= Volker Straus =

Volker Straus (b. July 5, 1936 in Speyer, Germany – d. April 21, 2002 in Bilthoven, Netherlands) was one of the foremost Tonmeisters of the twentieth century. He sound-engineered some 590 albums – the vast majority uncredited – during his remarkable career, for many of the great artists. His last recording before his retirement was of soprano Jessye Norman performing the opening song at the 1996 Olympics.

==Biography==
The majority of Straus' career was spent with the Philips label in the Netherlands. In that association, he engineered significant recordings of such artists as Sir Colin Davis, Claudio Arrau, Henryk Szeryng, Josef Krips, Alfred Brendel, Dietrich Fischer-Dieskau, the Beaux Arts Trio, Ingrid Haebler, Sir Neville Marriner, and - above all - the conductor Bernard Haitink. His decades of production engineering for Bernard Haitink's recordings with the Concertgebouw Orchestra of Amsterdam form an imposing and diverse body of discs documenting the mainstream symphonic repertory. Straus' production of Haitink's Mahler symphony interpretations with the Berlin Philharmonic, Haitink's Brahms cycle with the Boston Symphony, and Haitink's Bruckner performances with the Vienna Philharmonic are notable for their engineering as well as their musical excellence.

Volker Straus decided to be a producer at the age of eleven, when he went to a radio production facility and saw the technicians working with tapes. "I knew then I wanted to play with tapes," he once said. Straus was already a talented pianist and he also had strong mathematical skills. He started out producing operas in places like Innsbruck and Turin with first-rate lead singers and secondary orchestras. That was great for his career, he believed. "I learned all the problems on the ground floor," he would recall, "and once I recorded Aida with just 8 microphones."

Volker Straus had numerous quotes, and some are listed here.

- "Producing a good recording is just a matter of hard work. My preparation for a Mahler symphony will take about 50 hours." ^{1,2}
- "There is always somewhere something a trifle too sharp, flat, loud, soft, fast, slow, or insufficiently together. At any moment, a decision has to be made, if these small deviations are within the boundaries agreed upon with the conductor."^{1,2}
- "There has been a trend toward more charismatic conductors. This is in contrast to a master conductor like Haitink, who does not need to be considered charismatic because of his unique control of the metier itself. For record company marketers, the visual image has become far more important.
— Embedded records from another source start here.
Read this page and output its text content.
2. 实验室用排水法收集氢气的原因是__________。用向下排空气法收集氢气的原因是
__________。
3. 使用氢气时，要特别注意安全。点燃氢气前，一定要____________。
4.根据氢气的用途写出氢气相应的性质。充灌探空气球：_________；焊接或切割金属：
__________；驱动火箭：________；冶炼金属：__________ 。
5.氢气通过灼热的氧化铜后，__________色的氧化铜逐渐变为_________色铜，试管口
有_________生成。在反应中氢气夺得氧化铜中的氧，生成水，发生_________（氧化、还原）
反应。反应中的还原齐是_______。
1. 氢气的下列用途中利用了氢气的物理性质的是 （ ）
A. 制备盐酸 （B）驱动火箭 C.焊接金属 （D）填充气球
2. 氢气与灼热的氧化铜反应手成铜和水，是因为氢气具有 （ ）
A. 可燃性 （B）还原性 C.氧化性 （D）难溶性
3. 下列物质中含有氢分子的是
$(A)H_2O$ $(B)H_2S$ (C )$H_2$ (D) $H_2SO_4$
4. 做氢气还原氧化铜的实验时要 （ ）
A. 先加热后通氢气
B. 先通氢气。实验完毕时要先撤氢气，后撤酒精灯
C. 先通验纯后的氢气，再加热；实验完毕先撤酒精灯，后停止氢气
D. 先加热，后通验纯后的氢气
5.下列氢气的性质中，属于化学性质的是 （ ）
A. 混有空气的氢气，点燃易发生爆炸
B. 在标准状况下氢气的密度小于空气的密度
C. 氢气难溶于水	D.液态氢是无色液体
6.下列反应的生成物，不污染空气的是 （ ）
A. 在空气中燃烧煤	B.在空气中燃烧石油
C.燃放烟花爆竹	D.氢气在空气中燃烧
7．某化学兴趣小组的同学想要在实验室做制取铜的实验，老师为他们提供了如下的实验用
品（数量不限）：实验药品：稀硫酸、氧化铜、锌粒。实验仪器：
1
They want handsome, young conductors who can speak 28 languages and know how to graciously thank God for their talents."^{1,2}

Among Straus's technical achievements was devising an electrical series connection of a side-by-side pairing of two Neumann microphones (omni and cardioid) to create a broad or wide cardioid directional characteristic as a spot microphone, known as the 'Straus Paket'.

Later in his career, teaching also became important to Volker Straus. He taught the Tonmeister craft at the College of Music ETI in Detmold, Germany and at the Royal Conservatory in The Hague (The Netherlands). Plans are underway to publish his authoritative text on both the technical and diplomatic aspects of the Tonmeister's role.

The stories about Straus' abilities to recognize an outstanding potential recording venue are legendary. Once he was asked to assess a church in Switzerland as a possible recording site. Straus walked into the church briskly and proceeded to its physical center. Then he stamped his foot on the floor just once, listened to the reverberation, and promptly walked out, saying. "This will do very nicely". According to those involved in the project, it did.